We left to stay at Honfleur on the way home last Friday and at 15:30 and could not get near the Aire! Motorhomes parked along the quaysides and the coach park. We scooted off to an Aire we found about 10k away that is normally empty. We arrived to take the last of the 12 pitches. Motorhomes were pulling in and leaving until well after dark so I imagine that the whole area was manic with people trying to find a pitch over the coming days.


----------



## raynipper (Aug 4, 2008)

Just come back from St. Mere Eglise today and the motorhome park was full of about 100 vans. Then there were many other car parks and fields with dozens more vans in them.

After we extricated ourselves we tried to get into St. Marie du Monte and it was blocked off from all sides. So we found a very quiet WW1&2 bit of history just a couple of miles away here.......................

http://www.aerobase.fr/

Ray.


----------



## barryd (May 9, 2008)

Sounds great Ray! This is what I like about France. The Motorhomes just seem to take over at things like this and nobody seems to object.

Glad I have the scooter though!

Im just completely miffed that we are not there. 

Hope we get some photos from someone soon.


----------



## raynipper (Aug 4, 2008)

Yes Barry.
My wife wants to try and get in again tomorrow but what with the bus loads of police arriving and blocked off roads I think it will be better on BBC.

My brother in law a 90 year old Burma veteran covered in medals was mobbed for his picture and signature.
He came back a 'star'.

Ray.


----------



## suedew (May 10, 2005)

teensvan said:


> Hi All.
> 
> Off to the D Day beaches next Monday for 3 weeks. This will be the first time over the water in the Swift 622. It is a lot smaller than our fulltiming Burstner 748-2 we had up until last year. We hope to get into some of the smaller Aires that we could not get into in years past. I expect it will be very busy so it will be pot luck where we shall stop.
> 
> ...


Delighted to hear you are back motorhoming again, enjoyed meeting you in Luxemburg, still making good use of gaffer tape. Have a great time. 
Sue n John


----------



## aldhp21 (Aug 4, 2008)

barryd said:


> If you do go to Longues then dont make the mistake of stopping at the car park where the gun battery is (which is free by the way). keep going all the way to the cliff edge. Thats where the spot is.


Thanks for all the tips. Current on top of the cliffs at Longues sur mer that you recommended Barry. Quite a few vans here but there is space. Wonderful flypast by the Lancaster yesterday.

Cheers Alan.


----------



## aldhp21 (Aug 4, 2008)

Just to add, absolute wonderful location.

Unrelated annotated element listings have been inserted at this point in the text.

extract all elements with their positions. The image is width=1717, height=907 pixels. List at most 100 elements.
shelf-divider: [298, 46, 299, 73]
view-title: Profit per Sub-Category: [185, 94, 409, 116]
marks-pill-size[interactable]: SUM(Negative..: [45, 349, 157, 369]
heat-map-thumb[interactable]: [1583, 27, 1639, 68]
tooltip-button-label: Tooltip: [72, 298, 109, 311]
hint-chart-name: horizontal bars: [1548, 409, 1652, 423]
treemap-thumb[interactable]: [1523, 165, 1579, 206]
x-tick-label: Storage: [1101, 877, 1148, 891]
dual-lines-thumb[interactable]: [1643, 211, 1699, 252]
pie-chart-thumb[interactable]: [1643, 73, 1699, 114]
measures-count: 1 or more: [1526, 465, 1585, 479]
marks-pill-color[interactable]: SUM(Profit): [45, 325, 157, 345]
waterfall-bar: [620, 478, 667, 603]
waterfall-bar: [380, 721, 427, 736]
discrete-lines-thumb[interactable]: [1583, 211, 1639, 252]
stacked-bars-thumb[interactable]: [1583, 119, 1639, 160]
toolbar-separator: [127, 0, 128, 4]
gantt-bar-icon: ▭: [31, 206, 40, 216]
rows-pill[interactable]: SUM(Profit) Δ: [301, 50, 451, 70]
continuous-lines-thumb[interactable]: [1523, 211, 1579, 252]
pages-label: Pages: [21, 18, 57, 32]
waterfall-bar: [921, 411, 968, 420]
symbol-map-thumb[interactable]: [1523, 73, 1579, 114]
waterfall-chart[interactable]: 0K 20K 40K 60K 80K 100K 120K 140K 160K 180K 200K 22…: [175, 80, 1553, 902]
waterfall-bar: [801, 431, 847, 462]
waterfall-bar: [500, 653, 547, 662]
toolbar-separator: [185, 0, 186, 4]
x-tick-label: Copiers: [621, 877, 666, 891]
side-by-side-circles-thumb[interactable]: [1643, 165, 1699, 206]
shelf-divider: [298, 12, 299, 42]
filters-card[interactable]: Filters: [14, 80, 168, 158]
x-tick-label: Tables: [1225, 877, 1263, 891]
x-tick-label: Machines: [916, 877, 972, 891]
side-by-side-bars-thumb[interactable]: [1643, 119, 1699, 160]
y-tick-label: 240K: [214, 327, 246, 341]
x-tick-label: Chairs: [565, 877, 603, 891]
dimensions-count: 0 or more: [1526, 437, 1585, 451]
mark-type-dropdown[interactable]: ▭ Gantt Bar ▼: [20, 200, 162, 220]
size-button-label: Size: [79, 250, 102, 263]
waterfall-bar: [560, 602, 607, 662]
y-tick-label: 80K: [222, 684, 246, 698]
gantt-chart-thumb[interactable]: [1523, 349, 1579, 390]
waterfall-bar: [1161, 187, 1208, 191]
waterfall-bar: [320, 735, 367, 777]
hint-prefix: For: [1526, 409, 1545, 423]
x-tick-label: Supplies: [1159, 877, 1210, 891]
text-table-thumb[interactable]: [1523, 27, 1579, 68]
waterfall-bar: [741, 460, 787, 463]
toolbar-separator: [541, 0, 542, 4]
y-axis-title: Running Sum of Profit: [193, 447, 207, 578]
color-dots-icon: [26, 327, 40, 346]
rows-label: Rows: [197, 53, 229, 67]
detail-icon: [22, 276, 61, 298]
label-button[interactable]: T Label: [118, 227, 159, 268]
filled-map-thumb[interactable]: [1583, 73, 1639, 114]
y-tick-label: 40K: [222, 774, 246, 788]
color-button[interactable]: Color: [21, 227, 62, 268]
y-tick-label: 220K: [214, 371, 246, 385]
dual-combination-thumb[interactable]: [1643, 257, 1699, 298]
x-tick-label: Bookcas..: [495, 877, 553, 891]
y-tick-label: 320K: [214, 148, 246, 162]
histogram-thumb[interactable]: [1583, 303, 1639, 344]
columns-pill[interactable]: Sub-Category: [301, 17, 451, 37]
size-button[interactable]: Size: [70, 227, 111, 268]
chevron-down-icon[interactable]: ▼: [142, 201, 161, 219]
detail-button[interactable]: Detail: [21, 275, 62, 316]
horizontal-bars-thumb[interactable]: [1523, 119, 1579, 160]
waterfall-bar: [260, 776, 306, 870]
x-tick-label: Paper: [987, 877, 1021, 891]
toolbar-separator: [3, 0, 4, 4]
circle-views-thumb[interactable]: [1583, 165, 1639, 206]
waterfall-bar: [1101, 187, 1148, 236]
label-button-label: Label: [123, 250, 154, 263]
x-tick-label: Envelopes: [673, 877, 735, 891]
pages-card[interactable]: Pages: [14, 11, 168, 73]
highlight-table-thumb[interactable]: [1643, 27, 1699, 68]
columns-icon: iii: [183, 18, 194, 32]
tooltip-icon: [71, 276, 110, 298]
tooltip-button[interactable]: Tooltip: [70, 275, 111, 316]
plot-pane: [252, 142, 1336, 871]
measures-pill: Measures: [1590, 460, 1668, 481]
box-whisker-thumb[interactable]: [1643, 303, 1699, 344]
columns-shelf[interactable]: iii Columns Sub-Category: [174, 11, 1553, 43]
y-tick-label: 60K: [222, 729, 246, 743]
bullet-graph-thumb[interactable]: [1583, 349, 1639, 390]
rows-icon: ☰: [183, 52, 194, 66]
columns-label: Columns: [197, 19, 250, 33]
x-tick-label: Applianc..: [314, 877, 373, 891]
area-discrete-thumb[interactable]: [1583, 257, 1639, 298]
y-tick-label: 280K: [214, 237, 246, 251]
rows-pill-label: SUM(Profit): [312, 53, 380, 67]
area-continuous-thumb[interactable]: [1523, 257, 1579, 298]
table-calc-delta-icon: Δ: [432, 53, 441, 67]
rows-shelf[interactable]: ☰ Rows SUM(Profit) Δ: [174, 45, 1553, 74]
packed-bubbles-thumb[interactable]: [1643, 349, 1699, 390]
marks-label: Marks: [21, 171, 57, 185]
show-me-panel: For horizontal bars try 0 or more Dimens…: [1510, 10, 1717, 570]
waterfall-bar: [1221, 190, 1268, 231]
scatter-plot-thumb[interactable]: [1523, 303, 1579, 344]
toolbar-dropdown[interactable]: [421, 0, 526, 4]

Didn't get all the procession of military vehicles we would have had in arromanches but we could sit here in a mostly sunny day watching the flypasts, drinking wine next to the BBQ. Thanks again.

Tried unsuccessfully to upload a photo. 

Cheers Alan


----------



## barryd (May 9, 2008)

Good stuff Alan. Glad you like the spot. I was thinking when watching all the stuff on telly that Longues would be a great location for the fly past! Very jealous!

Wish we could have been there!


----------